Hernandez started well enough, retiring the side in order in the first on eight pitches. However, in the second, a one-out single from Conor Gillaspie (down the LF line on a pitch away), then back-to-back two-out singles from Gordon Beckham (dumped down the RF line) and Tyler Flowers (up the middle) resulted in Gillaspie scoring. Alexi Ramírez struck out on a ball at shoulder height between the first and second hits to help that frame.
In sending six batters to the plate in the second, the White Sox got to open the third with the top of their order. Adam Eaton singled on the fourth pitch of the frame (past a diving Carter), then Melky Cabrera doubled the other way to the base of the wall in left field, sending Eaton to third. Adam LaRoche walked, loading the bases with no outs. With one out, Conor Gillaspie hit a two-run single, and Alexi Ramírez grounded into a fielder's choice, scoring another run. That put the White Sox up 4-0.
Hernández settled down, allowing only one two-out baserunner in the next two frames. However, in the sixth, Alexi Ramírez led off with a grounder to Jonathan Villar, and Villar totally muffed the throw, allowing Ramírez to reach on an error. I defended Villar for his two throwing errors yesterday, but there is no defending him for this one. Ramírez scored later in the frame, accounting for the one unearned run that Hernández allowed. Tony Sipp retired Adam Eaton for the last out of the sixth.
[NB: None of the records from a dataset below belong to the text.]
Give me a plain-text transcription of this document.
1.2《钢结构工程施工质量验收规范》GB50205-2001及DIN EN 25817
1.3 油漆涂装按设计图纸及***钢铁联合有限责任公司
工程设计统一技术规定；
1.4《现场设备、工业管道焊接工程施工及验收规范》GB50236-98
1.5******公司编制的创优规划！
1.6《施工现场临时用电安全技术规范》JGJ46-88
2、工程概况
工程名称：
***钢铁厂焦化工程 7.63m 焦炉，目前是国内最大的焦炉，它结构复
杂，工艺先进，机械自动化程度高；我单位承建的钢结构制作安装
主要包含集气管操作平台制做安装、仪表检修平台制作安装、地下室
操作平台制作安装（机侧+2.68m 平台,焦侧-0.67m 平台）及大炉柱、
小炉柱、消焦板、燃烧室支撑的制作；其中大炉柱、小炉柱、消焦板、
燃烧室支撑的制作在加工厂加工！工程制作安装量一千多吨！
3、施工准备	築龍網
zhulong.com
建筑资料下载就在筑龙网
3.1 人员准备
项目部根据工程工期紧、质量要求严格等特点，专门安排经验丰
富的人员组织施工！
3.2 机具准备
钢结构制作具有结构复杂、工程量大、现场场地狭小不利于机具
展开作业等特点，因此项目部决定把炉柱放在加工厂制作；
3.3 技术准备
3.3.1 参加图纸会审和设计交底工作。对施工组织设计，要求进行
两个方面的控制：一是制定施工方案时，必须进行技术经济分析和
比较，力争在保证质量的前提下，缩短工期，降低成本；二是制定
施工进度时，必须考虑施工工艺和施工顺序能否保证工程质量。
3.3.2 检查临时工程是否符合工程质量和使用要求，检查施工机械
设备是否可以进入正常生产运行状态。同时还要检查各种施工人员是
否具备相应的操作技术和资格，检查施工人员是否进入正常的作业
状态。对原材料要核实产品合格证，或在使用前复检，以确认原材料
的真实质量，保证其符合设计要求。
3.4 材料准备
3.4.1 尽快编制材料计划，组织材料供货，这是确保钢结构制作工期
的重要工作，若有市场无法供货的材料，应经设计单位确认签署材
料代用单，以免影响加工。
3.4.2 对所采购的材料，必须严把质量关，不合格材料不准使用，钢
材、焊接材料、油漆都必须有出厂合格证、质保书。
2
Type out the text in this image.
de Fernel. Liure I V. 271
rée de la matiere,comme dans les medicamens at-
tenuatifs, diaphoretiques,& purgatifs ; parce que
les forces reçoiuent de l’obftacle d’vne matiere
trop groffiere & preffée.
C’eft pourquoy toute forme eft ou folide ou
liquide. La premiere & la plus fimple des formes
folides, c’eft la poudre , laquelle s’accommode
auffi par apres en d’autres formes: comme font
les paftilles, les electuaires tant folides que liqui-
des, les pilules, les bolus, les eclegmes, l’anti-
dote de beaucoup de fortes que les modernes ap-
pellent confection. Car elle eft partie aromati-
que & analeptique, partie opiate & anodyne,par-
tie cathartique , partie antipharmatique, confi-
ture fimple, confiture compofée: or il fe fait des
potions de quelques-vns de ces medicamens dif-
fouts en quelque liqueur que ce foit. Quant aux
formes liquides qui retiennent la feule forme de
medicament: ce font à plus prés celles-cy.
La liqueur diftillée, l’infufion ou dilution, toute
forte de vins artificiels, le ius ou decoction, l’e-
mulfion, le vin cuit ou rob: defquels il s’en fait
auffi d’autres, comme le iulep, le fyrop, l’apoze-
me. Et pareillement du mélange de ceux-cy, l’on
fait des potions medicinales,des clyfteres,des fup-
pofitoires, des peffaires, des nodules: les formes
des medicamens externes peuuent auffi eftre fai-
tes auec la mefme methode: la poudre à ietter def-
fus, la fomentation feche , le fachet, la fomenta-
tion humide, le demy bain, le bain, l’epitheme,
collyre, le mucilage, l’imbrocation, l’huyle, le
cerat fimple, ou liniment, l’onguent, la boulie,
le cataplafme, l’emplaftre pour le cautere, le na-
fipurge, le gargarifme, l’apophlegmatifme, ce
Handsome Jake Buchanan pitched the seventh and eighth, allowing only an opposite field home run to Adam LaRoche. Buchanan was pretty efficient, retiring his six batters on a total of 24 pitches. Michael Feliz, however, was who the Astros fans really wanted to see, and he pitched a scoreless ninth, allowing an opposite field lead-off double to Carlos Sánchez (Tucker valiantly tried to make the play) before retiring Adam Eaton, Melky Cabrera and Adam LaRoche in order, stranding Sánchez at third base.
At the Plate:
This is ugly, and won't be examined in detail for fear of exploding in a fit of rage. The Astros' problems were mostly self-inflicted today, with multiple baserunning errors the major culprit, and generally flatness and bad luck the minor culprit.
The side went in order in the first two frames. The Astros loaded the bases in the third on a Castro single to deep RF, a Marisnick bunt single (just past the pitcher, and first baseman LaRoche had to field), and a Springer single (clean through the 5.5 hole), but Jose Altuve grounded into a double play that was initially ruled safe, but overturned on review. Chris Carter doubled with two outs in the fourth, but Valbuena flew out to the graveyard in CF to end the frame.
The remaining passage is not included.